O Teatro da USP recebe até 6 de outubro uma ocupação que traz de volta a São Paulo a Festa dos Bárbaros, que tem na direção um trio de mulheres: Georgette Fadel, Patrícia Gifford e Paula Klein Flecha Dourada.

A Cia. São Jorge de Variedades é um projeto coletivo iniciado em 1998 com integrantes oriundos da Escola de Arte Dramática (EAD) e da Escola de Comunicações e Artes (ECA) da USP que, desde sua fundação, pautou-se por um processo de lapidação da cena bruta por meio de artifícios e procedimentos simples e artesanais, apoiado no interesse social da arte e em referências múltiplas conforme cada espetáculo – mas, principalmente, em manifestações ritualísticas de canto e dança, tendo por referência as religiões afro-brasileiras, tratando como tema principal a discussão de questões éticas inerentes à diversidade e a função social da arte.

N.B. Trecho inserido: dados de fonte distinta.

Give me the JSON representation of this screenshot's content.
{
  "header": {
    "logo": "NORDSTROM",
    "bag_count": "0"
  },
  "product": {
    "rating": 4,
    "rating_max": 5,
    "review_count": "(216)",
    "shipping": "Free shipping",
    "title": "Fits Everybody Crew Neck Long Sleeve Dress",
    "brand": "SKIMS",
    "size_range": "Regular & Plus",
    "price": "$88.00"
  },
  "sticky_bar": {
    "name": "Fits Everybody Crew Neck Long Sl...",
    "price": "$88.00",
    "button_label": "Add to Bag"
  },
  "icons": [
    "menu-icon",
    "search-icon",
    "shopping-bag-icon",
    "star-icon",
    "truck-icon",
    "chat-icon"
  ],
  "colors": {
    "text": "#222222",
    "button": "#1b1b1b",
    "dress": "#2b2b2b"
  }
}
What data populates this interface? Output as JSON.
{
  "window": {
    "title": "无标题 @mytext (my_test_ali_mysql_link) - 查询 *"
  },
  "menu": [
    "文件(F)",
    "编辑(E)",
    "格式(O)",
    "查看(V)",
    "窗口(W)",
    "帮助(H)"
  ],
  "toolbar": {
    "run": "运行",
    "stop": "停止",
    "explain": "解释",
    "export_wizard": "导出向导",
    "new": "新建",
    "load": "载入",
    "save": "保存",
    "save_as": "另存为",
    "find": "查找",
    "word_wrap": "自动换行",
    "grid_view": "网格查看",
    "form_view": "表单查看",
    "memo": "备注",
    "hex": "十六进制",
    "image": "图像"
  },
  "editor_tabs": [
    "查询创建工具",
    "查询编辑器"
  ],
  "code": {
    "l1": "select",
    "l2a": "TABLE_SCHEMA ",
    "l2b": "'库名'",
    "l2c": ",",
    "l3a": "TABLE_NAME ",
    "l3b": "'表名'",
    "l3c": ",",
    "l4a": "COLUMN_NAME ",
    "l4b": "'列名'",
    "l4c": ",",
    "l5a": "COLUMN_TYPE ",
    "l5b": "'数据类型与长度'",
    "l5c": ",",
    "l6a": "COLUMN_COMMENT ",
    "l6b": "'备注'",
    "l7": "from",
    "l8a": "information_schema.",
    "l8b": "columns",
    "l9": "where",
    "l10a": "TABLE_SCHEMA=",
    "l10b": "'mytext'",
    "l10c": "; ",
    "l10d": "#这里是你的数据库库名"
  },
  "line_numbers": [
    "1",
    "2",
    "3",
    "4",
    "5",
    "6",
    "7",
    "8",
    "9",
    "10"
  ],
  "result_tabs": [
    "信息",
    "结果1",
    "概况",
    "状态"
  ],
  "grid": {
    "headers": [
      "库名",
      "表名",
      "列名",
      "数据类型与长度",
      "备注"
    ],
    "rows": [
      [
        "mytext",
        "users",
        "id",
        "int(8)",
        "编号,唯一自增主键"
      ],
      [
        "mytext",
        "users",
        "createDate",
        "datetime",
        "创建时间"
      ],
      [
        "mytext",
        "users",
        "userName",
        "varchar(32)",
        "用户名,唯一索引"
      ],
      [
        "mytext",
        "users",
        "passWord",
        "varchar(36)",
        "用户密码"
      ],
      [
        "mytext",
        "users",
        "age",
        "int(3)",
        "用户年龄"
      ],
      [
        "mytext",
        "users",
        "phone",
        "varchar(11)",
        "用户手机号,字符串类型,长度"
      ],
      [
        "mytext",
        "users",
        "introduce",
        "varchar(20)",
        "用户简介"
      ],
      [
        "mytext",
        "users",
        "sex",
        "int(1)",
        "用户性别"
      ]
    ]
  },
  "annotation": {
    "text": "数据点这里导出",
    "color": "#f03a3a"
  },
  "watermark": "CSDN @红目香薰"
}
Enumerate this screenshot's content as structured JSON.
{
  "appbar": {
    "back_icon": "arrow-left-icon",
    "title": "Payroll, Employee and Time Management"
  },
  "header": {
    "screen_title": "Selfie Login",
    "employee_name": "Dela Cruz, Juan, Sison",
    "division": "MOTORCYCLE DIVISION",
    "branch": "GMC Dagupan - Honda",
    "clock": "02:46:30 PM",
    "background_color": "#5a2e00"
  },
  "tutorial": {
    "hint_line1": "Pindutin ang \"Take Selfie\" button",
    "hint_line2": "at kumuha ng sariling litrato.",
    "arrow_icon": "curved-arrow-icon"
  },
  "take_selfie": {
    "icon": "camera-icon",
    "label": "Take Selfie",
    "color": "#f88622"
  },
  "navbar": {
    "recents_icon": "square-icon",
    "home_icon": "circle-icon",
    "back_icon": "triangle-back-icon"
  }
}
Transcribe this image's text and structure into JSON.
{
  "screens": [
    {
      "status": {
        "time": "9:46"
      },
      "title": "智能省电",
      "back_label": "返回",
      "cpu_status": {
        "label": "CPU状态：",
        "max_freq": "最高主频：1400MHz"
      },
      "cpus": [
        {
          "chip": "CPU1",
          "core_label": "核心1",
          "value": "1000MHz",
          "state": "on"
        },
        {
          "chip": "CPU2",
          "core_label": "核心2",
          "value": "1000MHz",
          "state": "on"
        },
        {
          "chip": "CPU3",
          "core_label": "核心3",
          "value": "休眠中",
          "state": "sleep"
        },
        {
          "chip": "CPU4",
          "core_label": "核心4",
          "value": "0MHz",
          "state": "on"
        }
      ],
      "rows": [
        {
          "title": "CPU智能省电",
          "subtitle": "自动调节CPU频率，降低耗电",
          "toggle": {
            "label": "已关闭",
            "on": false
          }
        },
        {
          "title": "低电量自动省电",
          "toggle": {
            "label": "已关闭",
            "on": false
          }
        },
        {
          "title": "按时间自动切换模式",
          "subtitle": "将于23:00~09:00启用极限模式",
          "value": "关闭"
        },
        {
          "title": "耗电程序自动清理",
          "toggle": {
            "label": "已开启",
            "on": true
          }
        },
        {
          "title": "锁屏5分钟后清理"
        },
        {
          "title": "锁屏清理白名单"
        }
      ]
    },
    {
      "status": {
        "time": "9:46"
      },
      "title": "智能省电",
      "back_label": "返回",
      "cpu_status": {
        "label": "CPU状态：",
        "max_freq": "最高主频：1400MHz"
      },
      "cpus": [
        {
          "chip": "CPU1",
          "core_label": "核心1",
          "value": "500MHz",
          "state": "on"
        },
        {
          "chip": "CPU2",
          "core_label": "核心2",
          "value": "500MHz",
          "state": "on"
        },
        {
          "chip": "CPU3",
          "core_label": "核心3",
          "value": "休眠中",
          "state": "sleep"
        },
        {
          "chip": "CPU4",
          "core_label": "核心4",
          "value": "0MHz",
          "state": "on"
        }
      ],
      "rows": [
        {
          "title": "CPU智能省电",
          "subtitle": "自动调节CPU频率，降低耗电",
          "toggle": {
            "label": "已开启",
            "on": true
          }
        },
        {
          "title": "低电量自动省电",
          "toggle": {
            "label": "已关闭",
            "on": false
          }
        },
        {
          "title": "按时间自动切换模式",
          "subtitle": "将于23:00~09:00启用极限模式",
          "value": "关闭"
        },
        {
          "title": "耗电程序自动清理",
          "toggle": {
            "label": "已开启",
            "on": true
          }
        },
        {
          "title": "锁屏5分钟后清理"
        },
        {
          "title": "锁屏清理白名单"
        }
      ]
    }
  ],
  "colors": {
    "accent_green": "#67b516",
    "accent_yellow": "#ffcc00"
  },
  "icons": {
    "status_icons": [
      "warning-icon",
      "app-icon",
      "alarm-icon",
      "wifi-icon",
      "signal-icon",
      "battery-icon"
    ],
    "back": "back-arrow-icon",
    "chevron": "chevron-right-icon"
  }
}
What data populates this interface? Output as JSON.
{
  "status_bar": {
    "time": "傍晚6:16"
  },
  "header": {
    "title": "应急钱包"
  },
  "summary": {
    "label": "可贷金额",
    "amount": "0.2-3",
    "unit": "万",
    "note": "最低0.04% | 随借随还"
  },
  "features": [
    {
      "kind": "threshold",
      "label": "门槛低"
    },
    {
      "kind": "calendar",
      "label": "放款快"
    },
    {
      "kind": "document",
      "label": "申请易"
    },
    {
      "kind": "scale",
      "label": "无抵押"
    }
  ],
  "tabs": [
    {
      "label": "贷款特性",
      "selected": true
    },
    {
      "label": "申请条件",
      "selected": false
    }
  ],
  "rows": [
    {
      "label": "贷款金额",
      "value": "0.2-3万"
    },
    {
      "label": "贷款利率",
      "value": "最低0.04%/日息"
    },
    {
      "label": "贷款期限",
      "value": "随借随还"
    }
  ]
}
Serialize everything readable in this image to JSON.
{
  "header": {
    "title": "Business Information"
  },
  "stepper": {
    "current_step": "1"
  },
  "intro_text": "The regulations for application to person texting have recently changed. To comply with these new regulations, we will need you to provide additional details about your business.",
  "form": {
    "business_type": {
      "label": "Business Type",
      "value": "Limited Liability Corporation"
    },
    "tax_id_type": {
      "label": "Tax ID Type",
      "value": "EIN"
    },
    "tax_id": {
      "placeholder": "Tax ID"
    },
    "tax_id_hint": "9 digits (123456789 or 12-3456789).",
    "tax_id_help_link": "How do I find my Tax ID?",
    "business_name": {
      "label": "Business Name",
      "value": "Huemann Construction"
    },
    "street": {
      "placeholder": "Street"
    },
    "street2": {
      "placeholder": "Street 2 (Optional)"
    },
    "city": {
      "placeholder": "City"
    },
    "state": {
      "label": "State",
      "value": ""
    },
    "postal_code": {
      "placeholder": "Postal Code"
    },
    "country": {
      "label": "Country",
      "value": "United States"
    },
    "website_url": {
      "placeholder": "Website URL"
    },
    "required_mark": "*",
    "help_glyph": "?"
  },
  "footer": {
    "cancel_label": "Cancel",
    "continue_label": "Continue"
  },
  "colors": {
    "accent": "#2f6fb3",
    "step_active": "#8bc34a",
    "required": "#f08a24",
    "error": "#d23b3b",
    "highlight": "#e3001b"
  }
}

Ao mesmo tempo, o saguão do Edifício Rui Barbosa do Centro MariAntonia recebe a exposição itinerante São Jorge 25 Anos, que teve projeto e execução de Julio Dojcsar e coordenação geral de Rogério Tarifa, reunindo materiais do acervo da companhia –como desenhos, publicações, objetos de cena, maquetes e figurinos–, além da realização de uma oficina gratuita, cujos participantes complementarão e participarão da temporada do espetáculo como público brincante, vivenciando os pilares de construção da linguagem da companhia.

A criação de Festa dos Bárbaros parte de pesquisa sobre ancestralidade, tempo mítico, sabedoria e resistência dos povos originários e afro-indígenas no território brasileiro e se estrutura a partir da Revolta dos Bárbaros, guerra que por mais de 70 anos envolveu diversas etnias indígenas em confronto com colonizadores no sertão nordestino, e a cosmologia da Jurema Sagrada, árvore da caatinga que, para diversos povos indígenas, é guardiã da cultura e da ciência, em rituais de cura e de conexão com a ancestralidade.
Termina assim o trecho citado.